Nun also liegt "Over Your Head" vor, und der Gitarrist ist wieder zu seinen Ursprüngen zurückgekehrt. Lediglich in Trio-Besetzung gibt es schweren, gitarrenlastigen Blues Rock, mit einer klaren Betonung auf 'Rock', denn selbst der 12-Takter wurde etwas zurückgeschraubt, obwohl er natürlich noch vorhanden ist. Auf drei der zwölf neuen Titel wirken Joe Bonamassa, Kirk Fletcher und Charlie Musselwhite auf je einem Stück als Gastmusiker mit, und bei zwei Songs sitzt Jeff Babko an den Keyboards.
Und es geht ganz schön heftig zur Sache auf diesem Silberling. Schon gleich beim Opener "How Long" lässt der selige Jimi Hendrix mit schweren psychedelischen Gitarrensounds grüßen. Das ist nicht unbedingt eingängig und erfordert schon ein bisschen Konzentration, kommt aber trotzdem sehr gut rüber. Im folgenden "Over Your Head" liefert sich Josh Smith klasse Gitarrenduelle mit Joe Bonamassa. Hier könnte, wie auch beim nächsten Titel "When I Get Mine", Cream Pate gestanden haben. Der Song hat ein unglaubliches Feuer, was auch an der eigenständigen Arbeit der Rhythmus-Sektion liegt. Die Drums strotzen nur so vor Variabilität und Vielseitigkeit, und der Bass ist weit mehr als ein reines Rhythmus-Instrument. Calvin Turner wandelt auf den Spuren von Jack Bruce, Andy Fraser und Felix Pappalardi und würde sicher auch bei Joe Pitts eine hervorragende Figur machen.
"First Hand Look" lehnt sich mit seinem rhythmusbetonten, schweren Riff so ziemlich an Mountains "Mississippi Queen" an, wobei Smiths Vocals sogar Ähnlichkeiten mit Leslie West aufweisen. Josh fährt hier ein Wahnsinnsbrett auf der Klampfe. Und das gilt auch für alle anderen Tracks...

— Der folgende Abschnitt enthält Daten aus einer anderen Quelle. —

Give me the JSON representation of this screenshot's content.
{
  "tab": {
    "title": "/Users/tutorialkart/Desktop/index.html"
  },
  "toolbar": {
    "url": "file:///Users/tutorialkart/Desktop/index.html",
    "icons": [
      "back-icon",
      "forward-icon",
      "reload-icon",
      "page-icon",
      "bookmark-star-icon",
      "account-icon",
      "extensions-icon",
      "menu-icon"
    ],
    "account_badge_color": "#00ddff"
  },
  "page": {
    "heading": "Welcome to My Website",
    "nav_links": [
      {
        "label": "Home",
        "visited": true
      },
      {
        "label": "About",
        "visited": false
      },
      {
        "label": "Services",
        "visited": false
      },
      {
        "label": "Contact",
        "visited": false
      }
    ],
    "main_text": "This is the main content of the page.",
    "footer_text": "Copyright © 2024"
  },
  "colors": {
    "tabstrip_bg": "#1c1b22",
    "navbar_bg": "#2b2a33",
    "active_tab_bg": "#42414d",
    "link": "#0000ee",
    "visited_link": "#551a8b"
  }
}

... bis auf "Better Off", dem längsten Titel des Kernalbums, denn hier handelt es sich um eine intensive Ballade, die den Soul-Bereich streift. Auch stimmlich bewegt sich Josh Smith in wesentlich höheren Gefilden als bei den übrigen Songs. So richtig bluesig wird es eigentlich nur einmal, wenn Altmeister Charlie Musselwhite bei "You'll Find Love" die Harp zum Einsatz bringt und dem Stück mit seinem kleinen Instrument ungeheures Leben einhaucht. Klasse das Zusammenspiel von Harmonika und Gitarre.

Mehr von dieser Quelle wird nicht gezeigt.